Twenty one years after snowboarding legend and Nelson resident Craig Kelly perished in an avalanche, a book launch and backcountry awareness fundraising event is being held later this month.
The book, entitled The Darkest White: A Mountain Legend and the Avalanche that Took Him, was written by award-winning biographer Eric Blehm and released earlier this year.
“Craig was snowboarding’s first true professional and four-time world champion,” says Blehm. “He stood at the top of the podium more times than anybody who’d ridden a snowboard during the 1980s and into the ’90s as the sport burst to life and rapid global influence.”
In the winter of 2003, Kelly and six others died while touring in the Selkirk Mountains.
Despite his global rankings, Blehm says the world’s first snowboarding superstar “followed his heart.”
“He turned his back on business deals, high-dollar sponsorship contracts and the prize money associated with competition, and returned to the backcountry that had first drawn him to his calling.”
Blehm, a New York Times bestselling author, retells the story of Kelly’s life and lasting legacy, exploring the icon’s origins and his prowess.
The Craig Kelly Fundraiser Event, slated for Friday, Nov. 29 from 7 to 10 p.m. at the Nelson Legion, will also promote an upcoming avalanche training course.
The Risk Maturity Collective program was founded by local snow safety veteran John Bufffery and professional snowboarder Pat Moore.

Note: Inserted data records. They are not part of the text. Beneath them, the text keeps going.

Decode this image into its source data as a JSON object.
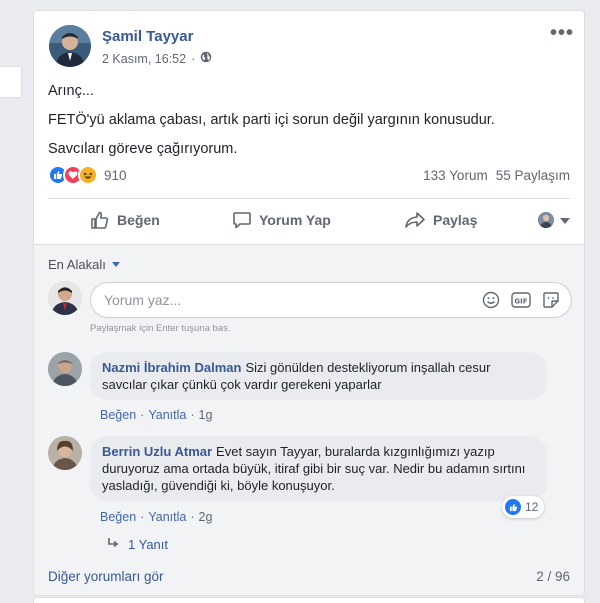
{
  "post": {
    "author": "Şamil Tayyar",
    "date": "2 Kasım, 16:52",
    "lines": [
      "Arınç...",
      "FETÖ'yü aklama çabası, artık parti içi sorun değil yargının konusudur.",
      "Savcıları göreve çağırıyorum."
    ],
    "reaction_count": "910",
    "comment_count": "133 Yorum",
    "share_count": "55 Paylaşım"
  },
  "actions": {
    "like": "Beğen",
    "comment": "Yorum Yap",
    "share": "Paylaş"
  },
  "comments_section": {
    "sort_label": "En Alakalı",
    "compose_placeholder": "Yorum yaz...",
    "hint": "Paylaşmak için Enter tuşuna bas.",
    "comments": [
      {
        "name": "Nazmi İbrahim Dalman",
        "text": "Sizi gönülden destekliyorum inşallah cesur savcılar çıkar çünkü çok vardır gerekeni yaparlar",
        "like": "Beğen",
        "reply": "Yanıtla",
        "time": "1g"
      },
      {
        "name": "Berrin Uzlu Atmar",
        "text": "Evet sayın Tayyar, buralarda kızgınlığımızı yazıp duruyoruz ama ortada büyük, itiraf gibi bir suç var. Nedir bu adamın sırtını yasladığı, güvendiği ki, böyle konuşuyor.",
        "like": "Beğen",
        "reply": "Yanıtla",
        "time": "2g",
        "reactions": "12"
      }
    ],
    "replies_label": "1 Yanıt",
    "more_comments": "Diğer yorumları gör",
    "pager": "2 / 96"
  },
  "colors": {
    "link": "#385898",
    "like_blue": "#2078f4",
    "love_red": "#f33e58",
    "haha_yellow": "#f7b125"
  }
}
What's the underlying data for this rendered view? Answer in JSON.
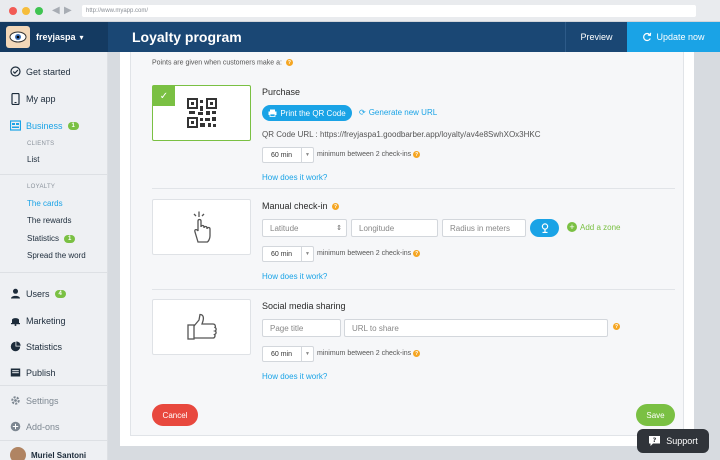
{
  "browser": {
    "url": "http://www.myapp.com/"
  },
  "topbar": {
    "username": "freyjaspa",
    "title": "Loyalty program",
    "preview_label": "Preview",
    "update_label": "Update now"
  },
  "sidebar": {
    "items": [
      {
        "label": "Get started",
        "icon": "check-circle-icon"
      },
      {
        "label": "My app",
        "icon": "phone-icon"
      },
      {
        "label": "Business",
        "icon": "business-icon",
        "badge": "1"
      },
      {
        "label": "Users",
        "icon": "user-icon",
        "badge": "4"
      },
      {
        "label": "Marketing",
        "icon": "bell-icon"
      },
      {
        "label": "Statistics",
        "icon": "pie-chart-icon"
      },
      {
        "label": "Publish",
        "icon": "publish-icon"
      },
      {
        "label": "Settings",
        "icon": "gear-icon"
      },
      {
        "label": "Add-ons",
        "icon": "plus-circle-icon"
      }
    ],
    "clients_group": "CLIENTS",
    "clients_items": [
      {
        "label": "List"
      }
    ],
    "loyalty_group": "LOYALTY",
    "loyalty_items": [
      {
        "label": "The cards"
      },
      {
        "label": "The rewards"
      },
      {
        "label": "Statistics",
        "badge": "1"
      },
      {
        "label": "Spread the word"
      }
    ],
    "footer_user": "Muriel Santoni"
  },
  "main": {
    "intro": "Points are given when customers make a:",
    "purchase": {
      "title": "Purchase",
      "print_label": "Print the QR Code",
      "generate_label": "Generate new URL",
      "qr_url": "QR Code URL : https://freyjaspa1.goodbarber.app/loyalty/av4e8SwhXOx3HKC",
      "interval": "60 min",
      "interval_label": "minimum between 2 check-ins",
      "how_label": "How does it work?"
    },
    "manual": {
      "title": "Manual check-in",
      "latitude_placeholder": "Latitude",
      "longitude_placeholder": "Longitude",
      "radius_placeholder": "Radius in meters",
      "add_zone_label": "Add a zone",
      "interval": "60 min",
      "interval_label": "minimum between 2 check-ins",
      "how_label": "How does it work?"
    },
    "social": {
      "title": "Social media sharing",
      "page_title_placeholder": "Page title",
      "url_placeholder": "URL to share",
      "interval": "60 min",
      "interval_label": "minimum between 2 check-ins",
      "how_label": "How does it work?"
    },
    "cancel_label": "Cancel",
    "save_label": "Save"
  },
  "support_label": "Support",
  "colors": {
    "accent": "#1aa3e6",
    "green": "#7ac043",
    "navy": "#1a4774",
    "red": "#e8483e"
  }
}
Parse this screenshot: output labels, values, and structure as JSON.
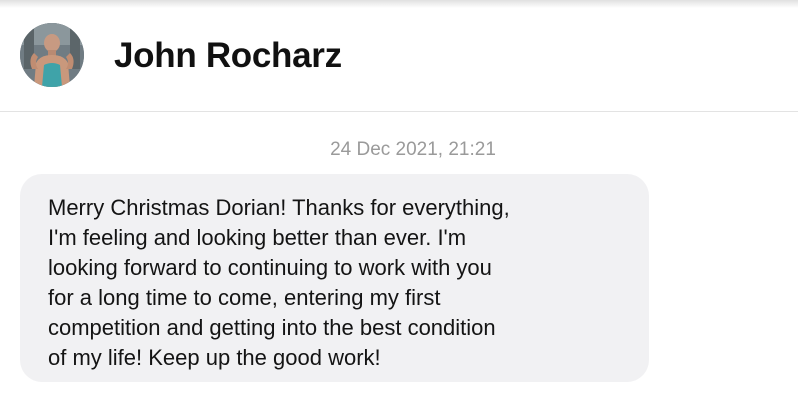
{
  "conversation": {
    "contact_name": "John Rocharz",
    "avatar_icon": "person-photo-icon"
  },
  "messages": [
    {
      "timestamp": "24 Dec 2021, 21:21",
      "text": "Merry Christmas Dorian! Thanks for everything,\nI'm feeling and looking better than ever. I'm\nlooking forward to continuing to work with you\nfor a long time to come, entering my first\ncompetition and getting into the best condition\nof my life! Keep up the good work!"
    }
  ],
  "colors": {
    "bubble_background": "#f1f1f3",
    "timestamp_text": "#9a9a9a",
    "name_text": "#111111"
  }
}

Buffery is the co-founder and original lead guide of Baldface Lodge, a safety consultant for major films and senior avalanche advisor for B.C. Highways.
Buffery says there is no author better suited to tell the snowboard star’s story than Blehm, a former editor-in-chief of Transworld Snowboarding magazine.
“He’s captured the nuances of the culture,” says Buffery, “the snow science, the mountains, the avalanche, but most importantly — Craig.”